Experiments reveal that NEVO-GSPT consistently evolves compact neural networks across four regression benchmarks. The study details a methodology that incorporates both “inflate” and “deflate” operators. The new “deflate geometric semantic mutation” (DGSM) controls the reduction of network size while preserving the semantic properties established by “inflate geometric semantic mutation” (IGSM). Tests have shown that this alternating expansion and contraction prevents uncontrolled model growth and results in interpretable networks. In this study, we investigated the influence of factors such as initial collective training, post-evolutionary fine-tuning, inflation/deflation probability, and complexity of additional components, and provided a comprehensive analysis of the algorithm’s performance.
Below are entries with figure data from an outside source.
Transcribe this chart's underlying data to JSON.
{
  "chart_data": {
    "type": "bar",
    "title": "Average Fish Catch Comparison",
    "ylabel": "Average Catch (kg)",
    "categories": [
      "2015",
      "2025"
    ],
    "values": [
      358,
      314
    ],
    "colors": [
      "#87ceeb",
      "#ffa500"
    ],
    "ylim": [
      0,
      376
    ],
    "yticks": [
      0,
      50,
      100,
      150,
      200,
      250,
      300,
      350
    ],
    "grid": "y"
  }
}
Our data show that NEVO-GSPT’s efficient evaluation mechanism significantly reduces the fitness calculation cost by reusing previous evaluations, which is an important advance compared to methods that require complete network retraining. The researchers conducted experiments designed to evaluate four key factors, demonstrating the adaptability and robustness of the algorithm. The results demonstrate comparable or superior performance to established techniques such as standard neural networks, SLIM-GSGP, TensorNEAT, and SLM. This breakthrough provides a computationally efficient and semantically aware approach to neural network design, opening the door to broader accessibility and applications in machine learning tasks.
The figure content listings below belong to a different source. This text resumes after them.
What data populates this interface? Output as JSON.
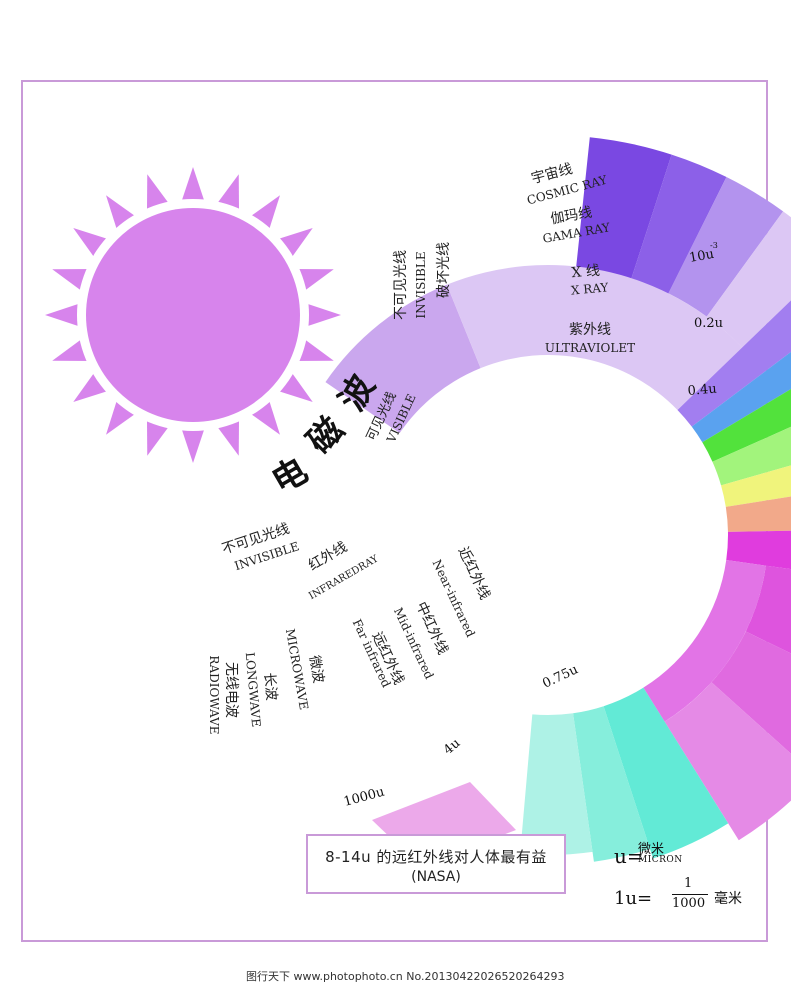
{
  "title": "电磁波",
  "diagram": {
    "invisible_short": {
      "cn": "不可见光线",
      "en": "INVISIBLE",
      "sub": "破坏光线"
    },
    "cosmic": {
      "cn": "宇宙线",
      "en": "COSMIC RAY"
    },
    "gama": {
      "cn": "伽玛线",
      "en": "GAMA RAY"
    },
    "xray": {
      "cn": "X 线",
      "en": "X RAY"
    },
    "uv": {
      "cn": "紫外线",
      "en": "ULTRAVIOLET"
    },
    "visible": {
      "cn": "可见光线",
      "en": "VISIBLE"
    },
    "invisible_long": {
      "cn": "不可见光线",
      "en": "INVISIBLE"
    },
    "infrared": {
      "cn": "红外线",
      "en": "INFRAREDRAY"
    },
    "near_ir": {
      "cn": "近红外线",
      "en": "Near-infrared"
    },
    "mid_ir": {
      "cn": "中红外线",
      "en": "Mid-infrared"
    },
    "far_ir": {
      "cn": "远红外线",
      "en": "Far infrared"
    },
    "microwave": {
      "cn": "微波",
      "en": "MICROWAVE"
    },
    "longwave": {
      "cn": "长波",
      "en": "LONGWAVE"
    },
    "radio": {
      "cn": "无线电波",
      "en": "RADIOWAVE"
    },
    "ticks": [
      "10u",
      "-3",
      "0.2u",
      "0.4u",
      "0.75u",
      "4u",
      "1000u"
    ]
  },
  "note": {
    "line1": "8-14u 的远红外线对人体最有益",
    "line2": "(NASA)"
  },
  "unit": {
    "u": "u=",
    "micron_cn": "微米",
    "micron_en": "MICRON",
    "one_u": "1u=",
    "num": "1",
    "den": "1000",
    "mm": "毫米"
  },
  "footer": "图行天下 www.photophoto.cn No.20130422026520264293",
  "colors": {
    "frame": "#c99ad8",
    "sun": "#d784ec",
    "cosmic": "#7a48e2",
    "gama": "#8c60e8",
    "xray": "#b393ee",
    "uv": "#dcc7f4",
    "violet": "#a27ef0",
    "blue": "#5aa2ef",
    "green": "#52e23c",
    "lightgreen": "#a2f47c",
    "yellow": "#f0f47c",
    "orange": "#f2a98a",
    "magenta": "#e03cde",
    "nearir": "#de54de",
    "midir": "#e06ae0",
    "farir": "#e58ae6",
    "microwave": "#62ead6",
    "longwave": "#86eedc",
    "radio": "#aef2e6"
  }
}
This effort is built on the Semantic Learning Machine (SLM) framework and extends it with DGSM operators to achieve controlled network complexity. The scientists noted that maintaining the network as a linked list of perturbed components further increases efficiency, since only new or deleted components need to be evaluated during mutation. This step-by-step mechanism shows significant improvements in computational speed and resource utilization and may enable the evolution of more complex and effective neural network architectures.
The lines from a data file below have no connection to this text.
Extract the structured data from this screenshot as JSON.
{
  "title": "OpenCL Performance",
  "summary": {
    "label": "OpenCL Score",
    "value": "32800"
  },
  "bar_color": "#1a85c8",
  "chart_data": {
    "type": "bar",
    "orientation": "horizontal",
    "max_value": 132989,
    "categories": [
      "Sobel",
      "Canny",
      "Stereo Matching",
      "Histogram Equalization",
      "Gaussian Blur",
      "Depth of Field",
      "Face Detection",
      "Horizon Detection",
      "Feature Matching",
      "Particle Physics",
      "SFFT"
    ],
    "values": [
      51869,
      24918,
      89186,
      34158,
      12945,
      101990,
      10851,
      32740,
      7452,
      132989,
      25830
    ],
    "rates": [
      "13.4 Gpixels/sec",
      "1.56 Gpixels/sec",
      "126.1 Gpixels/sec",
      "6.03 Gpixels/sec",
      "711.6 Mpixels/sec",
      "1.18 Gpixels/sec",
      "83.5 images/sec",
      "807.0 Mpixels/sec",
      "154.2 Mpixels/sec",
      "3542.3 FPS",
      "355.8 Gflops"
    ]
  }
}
Geometric semantics drives efficient neural architecture search
In this study, we introduced NEVO-GSPT, a novel neuroevolutionary algorithm designed to address computational demands and improve understanding of structure-behavior relationships in neural architecture search. This work focuses on two key innovations: the adaptation of geometric semantic operators and the development of deflationary geometric semantic modification operators that enable controlled network reduction without compromising semantic properties. These advances enable NEVO-GSPT to achieve efficient population-based training by evaluating only newly modified components, significantly reducing computational costs. Experimental results across four regression benchmarks show that NEVO-GSPT consistently achieves performance comparable to or better than established techniques such as standard networks, SLM, TensorNEAT, and SLIM-GSGP.
Importantly, this performance is achieved with a significantly more compact network than those produced by some comparison algorithms. Although the authors acknowledge that direct runtime comparisons with GPU-accelerated implementations are limited by the CPU-based setup, they highlight the algorithm’s ability to quickly explore a large number of architectural solutions on standard hardware. Future research may focus on investigating the performance of the algorithm with GPU acceleration and its application to more complex problem areas.